Als Investitionsstandort schneidet Tschechien schlechter ab. Die über drei Jahrzehnte als hervorragend bewertete „Produktivität und Leistungsbereitschaft“ sowie „Qualifikation der Arbeitnehmer“ betrachten die Unternehmen aktuell deutlich kritischer, da auch die technologischen Anforderungen ständig steigen.

Nach einem schwierigen letzten Jahr, das geprägt war von Halbleitermangel, anhaltendem Fachkräftemangel, einer Rekord-Inflation und infolgedessen weiter steigenden Nominallöhnen, beurteilen die Unternehmen auch im ersten Quartal 2024 die aktuelle Wirtschaftslage mit dem schlechtesten Wert seit über 10 Jahren. Nur 12% (ggü. 19% 2023) bewerten die aktuelle Wirtschaftslage als gut, 22% als schlecht; das ergibt einen Saldo von -10 Punkten, so schlecht wie zuletzt im Jahr 2013.

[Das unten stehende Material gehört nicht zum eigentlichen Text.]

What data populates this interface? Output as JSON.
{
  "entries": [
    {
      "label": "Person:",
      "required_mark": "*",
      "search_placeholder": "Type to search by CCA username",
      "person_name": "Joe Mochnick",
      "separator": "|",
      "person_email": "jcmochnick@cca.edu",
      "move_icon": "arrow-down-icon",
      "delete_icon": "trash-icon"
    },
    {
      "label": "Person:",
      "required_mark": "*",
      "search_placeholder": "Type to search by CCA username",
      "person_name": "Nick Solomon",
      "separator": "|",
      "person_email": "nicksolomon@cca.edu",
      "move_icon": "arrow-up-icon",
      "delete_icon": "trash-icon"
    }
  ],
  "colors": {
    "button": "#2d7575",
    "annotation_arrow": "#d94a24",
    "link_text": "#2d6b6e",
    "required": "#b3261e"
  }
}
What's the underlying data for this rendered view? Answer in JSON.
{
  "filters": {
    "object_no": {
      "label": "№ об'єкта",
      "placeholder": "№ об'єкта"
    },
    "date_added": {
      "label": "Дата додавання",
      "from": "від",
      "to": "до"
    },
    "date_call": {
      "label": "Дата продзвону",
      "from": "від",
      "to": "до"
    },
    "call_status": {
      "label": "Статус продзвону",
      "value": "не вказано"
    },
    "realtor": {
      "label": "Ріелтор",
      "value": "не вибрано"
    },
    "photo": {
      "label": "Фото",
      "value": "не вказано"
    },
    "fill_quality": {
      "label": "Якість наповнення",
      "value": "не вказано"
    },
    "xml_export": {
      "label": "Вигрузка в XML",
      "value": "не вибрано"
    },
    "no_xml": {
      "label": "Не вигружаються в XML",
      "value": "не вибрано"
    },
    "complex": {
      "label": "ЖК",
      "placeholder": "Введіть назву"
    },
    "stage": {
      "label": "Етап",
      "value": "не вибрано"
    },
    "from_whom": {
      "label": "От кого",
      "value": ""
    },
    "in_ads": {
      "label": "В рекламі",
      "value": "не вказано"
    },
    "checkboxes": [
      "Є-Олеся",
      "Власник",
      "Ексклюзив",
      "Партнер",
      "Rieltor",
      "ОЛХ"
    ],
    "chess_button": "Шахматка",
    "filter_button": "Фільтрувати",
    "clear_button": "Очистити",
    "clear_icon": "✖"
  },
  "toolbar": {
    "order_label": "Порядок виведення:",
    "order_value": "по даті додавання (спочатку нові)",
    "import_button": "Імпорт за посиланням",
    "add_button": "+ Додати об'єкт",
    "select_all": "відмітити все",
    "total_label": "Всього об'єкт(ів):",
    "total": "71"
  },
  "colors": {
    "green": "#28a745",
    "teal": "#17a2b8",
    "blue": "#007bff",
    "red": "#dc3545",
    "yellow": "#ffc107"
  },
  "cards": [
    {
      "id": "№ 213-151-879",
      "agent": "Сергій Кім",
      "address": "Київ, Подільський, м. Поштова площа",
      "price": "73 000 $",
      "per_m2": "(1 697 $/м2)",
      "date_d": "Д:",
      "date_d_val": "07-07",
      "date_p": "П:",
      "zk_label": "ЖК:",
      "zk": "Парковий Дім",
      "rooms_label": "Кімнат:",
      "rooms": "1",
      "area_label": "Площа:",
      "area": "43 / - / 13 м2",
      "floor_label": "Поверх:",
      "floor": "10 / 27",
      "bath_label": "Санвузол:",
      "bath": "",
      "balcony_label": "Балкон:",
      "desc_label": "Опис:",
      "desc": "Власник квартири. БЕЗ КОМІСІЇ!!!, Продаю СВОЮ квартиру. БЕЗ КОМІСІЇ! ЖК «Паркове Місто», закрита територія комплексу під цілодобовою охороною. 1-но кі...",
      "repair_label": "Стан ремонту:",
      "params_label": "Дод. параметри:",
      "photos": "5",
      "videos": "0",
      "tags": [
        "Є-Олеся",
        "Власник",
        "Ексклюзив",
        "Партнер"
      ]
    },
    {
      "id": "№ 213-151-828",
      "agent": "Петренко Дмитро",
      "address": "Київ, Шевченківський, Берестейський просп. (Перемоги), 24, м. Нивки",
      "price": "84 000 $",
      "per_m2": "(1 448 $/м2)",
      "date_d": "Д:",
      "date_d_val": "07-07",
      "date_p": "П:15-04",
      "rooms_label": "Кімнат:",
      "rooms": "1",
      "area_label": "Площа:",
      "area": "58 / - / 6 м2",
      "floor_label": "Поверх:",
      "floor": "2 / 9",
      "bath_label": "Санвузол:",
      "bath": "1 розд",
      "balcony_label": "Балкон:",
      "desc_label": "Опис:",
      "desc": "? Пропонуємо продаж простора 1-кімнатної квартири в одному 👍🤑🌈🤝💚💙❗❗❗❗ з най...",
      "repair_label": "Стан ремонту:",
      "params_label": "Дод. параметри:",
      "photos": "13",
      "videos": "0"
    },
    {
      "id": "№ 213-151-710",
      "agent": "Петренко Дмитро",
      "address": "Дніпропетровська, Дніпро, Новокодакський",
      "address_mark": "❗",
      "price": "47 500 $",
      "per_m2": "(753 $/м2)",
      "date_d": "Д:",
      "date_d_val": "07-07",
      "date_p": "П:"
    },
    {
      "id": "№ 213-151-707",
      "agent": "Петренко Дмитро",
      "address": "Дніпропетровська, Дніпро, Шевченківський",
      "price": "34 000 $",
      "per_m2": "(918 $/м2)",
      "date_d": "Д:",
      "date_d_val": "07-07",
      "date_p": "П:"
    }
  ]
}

Die Wirtschaftsaussichten für das laufende Jahr hellen sich allerdings auf, 30% der Unternehmen (ggü. 19% im Vorjahr) rechnen mit einer Besserung. Trotz des Aufwärtstrends bleibt der Saldo allerdings noch im Bereich von -4 Punkten. Besorgniserregend: In fast allen Parametern bleibt das in Tschechien so wichtige verarbeitende Gewerbe deutlich pessimistischer. Nur 19% gehen von einer Verbesserung der Wirtschaft aus, ganze 41% des verarbeitenden Gewerbes rechnen mit einer Verschlechterung. Die Industrie steuert in Tschechien rund ein Drittel zum gesamten Bruttoinlandsprodukt bei.

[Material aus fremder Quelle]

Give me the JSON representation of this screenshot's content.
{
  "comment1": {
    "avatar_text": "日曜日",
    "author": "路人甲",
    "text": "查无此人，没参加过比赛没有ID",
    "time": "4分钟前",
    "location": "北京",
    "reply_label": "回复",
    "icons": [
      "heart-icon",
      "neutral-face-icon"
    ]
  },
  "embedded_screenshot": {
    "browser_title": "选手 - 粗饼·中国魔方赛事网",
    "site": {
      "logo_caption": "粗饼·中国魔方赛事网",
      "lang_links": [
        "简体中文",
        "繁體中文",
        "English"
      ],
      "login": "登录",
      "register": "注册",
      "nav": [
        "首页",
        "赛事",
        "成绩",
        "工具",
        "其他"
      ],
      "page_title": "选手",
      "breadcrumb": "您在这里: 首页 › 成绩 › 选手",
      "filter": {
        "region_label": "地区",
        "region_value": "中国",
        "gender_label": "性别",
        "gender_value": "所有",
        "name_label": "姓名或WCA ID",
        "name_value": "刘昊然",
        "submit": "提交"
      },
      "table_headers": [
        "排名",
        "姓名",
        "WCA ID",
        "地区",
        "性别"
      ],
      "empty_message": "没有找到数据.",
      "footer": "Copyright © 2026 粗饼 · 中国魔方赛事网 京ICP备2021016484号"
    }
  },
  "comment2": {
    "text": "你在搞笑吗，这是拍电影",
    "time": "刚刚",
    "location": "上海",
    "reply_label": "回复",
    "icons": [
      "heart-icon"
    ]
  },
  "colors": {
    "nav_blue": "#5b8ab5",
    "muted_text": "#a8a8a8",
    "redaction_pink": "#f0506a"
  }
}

Bei den Geschäftsaussichten geht es im Vorjahresvergleich aufwärts, der Saldo steigt auf 21 ggü. 13 Punkten im Vorjahr. Aber bei der Aufschlüsselung nach Branchen ist auch hier das verarbeitende Gewerbe wieder Schlusslicht mit nur 28%, die von einer Verbesserung ausgehen. Im Dienstleistungssektor sind es ganze 44%.

Die sich öffnende Schere zwischen Dienstleistungssektor und verarbeitendem Gewerbe wird noch deutlicher bei der erwarteten Entwicklung des Gesamtumsatzes für 2024. Mit einem Saldo von 24 Punkten liegen wir zwar klar im positiven Bereich, der Trend geht jedoch seit 2021 bergab. Aktuell nur 37% des verarbeitenden Gewerbes (ggü. 51% 2023) rechnet mit einer Verbesserung, bei den Dienstleistern sind es satte 60%!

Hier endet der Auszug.